Return on Investment (ROI): A performance measure used to evaluate the efficiency of an investment or to compare the efficiency of a number of different investments. In conservation strategies, return on investment assess the increase in the conservation outcomes per unit cost of the conservation action.
Rival resource: A good or a service that can only be used or consumed by a single user. Precludes use or consumption by others.
Situation analysis: an assessment that identifies and weighs the key challenges affecting primary interests in a place or problem, including the political, socioeconomic, institutional, and ecological factors creating impacts or threats, driving change, and providing opportunities for conservation intervention.
Social safeguards: are a means to ensure we uphold human rights and achieve long-term sustainable conservation outcomes in addition to being a risk assessment and mitigation tool.
Socio-Ecological System: defined by Singh et. al 2012 as: 1) a coherent system of biophysical and social factors that regularly interact, 2) a system that is defined at several spatial, temporal, and organizational scales, which may be hierarchically linked, 3) a set of critical resources (natural, socioeconomic, and cultural) whose flow and use is regulated by a combination of ecological and social systems, and 4) a perpetually dynamic system with continuous adaptation.
Stakeholder: Any individual, group, or institution who has a vested interest in the natural resources of the project area and/or who potentially will be affected by project activities and have something to gain or lose if conditions change or stay the same.
Strategy: The set of actions or interventions that a project implements in order to achieve a desired impact for nature and people.
Strategy Mapping: spatial representation of the impact of different candidate strategies, based on the distribution and status of conservation targets, human well-being targets and threats, and mapping of enabling conditions of intermediate results.

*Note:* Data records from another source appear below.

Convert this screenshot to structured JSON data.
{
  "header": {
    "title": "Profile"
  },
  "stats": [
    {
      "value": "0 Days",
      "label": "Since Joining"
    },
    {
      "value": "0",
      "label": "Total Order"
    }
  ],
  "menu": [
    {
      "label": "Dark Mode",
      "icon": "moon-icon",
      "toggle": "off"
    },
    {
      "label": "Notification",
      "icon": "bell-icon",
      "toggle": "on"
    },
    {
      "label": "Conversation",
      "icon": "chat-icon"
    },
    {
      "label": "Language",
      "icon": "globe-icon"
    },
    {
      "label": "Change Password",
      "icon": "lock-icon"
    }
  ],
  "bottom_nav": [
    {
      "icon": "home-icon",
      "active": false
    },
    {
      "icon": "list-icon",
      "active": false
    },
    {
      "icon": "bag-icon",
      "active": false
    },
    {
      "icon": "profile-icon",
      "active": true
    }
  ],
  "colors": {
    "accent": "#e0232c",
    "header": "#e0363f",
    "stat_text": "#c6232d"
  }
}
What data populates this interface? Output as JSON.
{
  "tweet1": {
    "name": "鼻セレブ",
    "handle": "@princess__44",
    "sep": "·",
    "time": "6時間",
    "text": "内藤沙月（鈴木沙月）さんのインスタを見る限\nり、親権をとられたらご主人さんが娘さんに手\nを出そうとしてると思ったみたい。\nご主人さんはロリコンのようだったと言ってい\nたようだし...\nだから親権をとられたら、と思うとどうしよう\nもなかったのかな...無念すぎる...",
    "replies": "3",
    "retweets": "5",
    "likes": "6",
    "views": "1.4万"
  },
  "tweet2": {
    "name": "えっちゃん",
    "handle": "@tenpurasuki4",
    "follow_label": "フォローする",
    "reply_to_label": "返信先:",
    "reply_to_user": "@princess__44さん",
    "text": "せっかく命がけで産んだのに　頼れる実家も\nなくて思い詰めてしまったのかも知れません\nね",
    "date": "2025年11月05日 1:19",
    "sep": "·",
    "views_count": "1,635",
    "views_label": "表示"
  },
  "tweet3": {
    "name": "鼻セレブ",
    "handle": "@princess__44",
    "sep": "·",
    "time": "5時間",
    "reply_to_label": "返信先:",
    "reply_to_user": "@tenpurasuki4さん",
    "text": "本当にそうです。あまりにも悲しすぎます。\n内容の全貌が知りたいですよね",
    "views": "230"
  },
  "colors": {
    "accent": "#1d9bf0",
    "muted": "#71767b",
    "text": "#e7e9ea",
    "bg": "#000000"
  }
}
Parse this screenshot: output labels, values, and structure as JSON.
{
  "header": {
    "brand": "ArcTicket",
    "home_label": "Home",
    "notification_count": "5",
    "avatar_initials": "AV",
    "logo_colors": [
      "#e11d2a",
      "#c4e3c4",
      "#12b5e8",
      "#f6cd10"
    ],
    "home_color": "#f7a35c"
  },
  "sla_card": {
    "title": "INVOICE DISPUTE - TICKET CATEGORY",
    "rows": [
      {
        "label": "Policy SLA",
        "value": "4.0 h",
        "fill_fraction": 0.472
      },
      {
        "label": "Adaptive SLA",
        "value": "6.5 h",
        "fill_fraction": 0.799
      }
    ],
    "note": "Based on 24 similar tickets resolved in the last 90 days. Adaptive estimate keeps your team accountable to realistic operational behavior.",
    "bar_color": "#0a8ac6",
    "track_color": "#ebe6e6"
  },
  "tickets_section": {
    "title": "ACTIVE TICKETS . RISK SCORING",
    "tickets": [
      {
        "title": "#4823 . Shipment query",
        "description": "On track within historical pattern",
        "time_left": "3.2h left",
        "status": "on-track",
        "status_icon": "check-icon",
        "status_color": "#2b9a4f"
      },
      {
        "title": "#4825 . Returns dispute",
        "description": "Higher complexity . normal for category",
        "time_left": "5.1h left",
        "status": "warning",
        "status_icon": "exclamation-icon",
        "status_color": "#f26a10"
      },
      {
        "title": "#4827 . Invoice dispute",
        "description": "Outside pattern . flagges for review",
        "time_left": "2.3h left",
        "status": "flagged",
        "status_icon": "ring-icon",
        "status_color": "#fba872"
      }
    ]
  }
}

Systemic Change: refers to creating or strengthening the social, economic, political, and cultural systems that comprise and sustain a socio-ecological system.
Theory of Change: The description of a sequence of events that is expected to lead to a particular desired outcome. It shows a causal pathway from the current to the desired situation by specifying what is needed for goals to be achieved, articulating underlying assumptions which can be tested and measured.
Whole System: a term commonly used by the Conservancy to describe social-ecological systems, which have a recognizable, unifying ecological or physical feature. They are large enough to be resilient to significant disturbances and sustain ecosystem services that human communities rely on as well as key ecological processes. Whole systems are mosaics of high ecological integrity areas embedded in a matrix of lands and waters that vary in quality but are critical for providing habitat, increasing effectiveness of protected areas, and contributing to connectivity.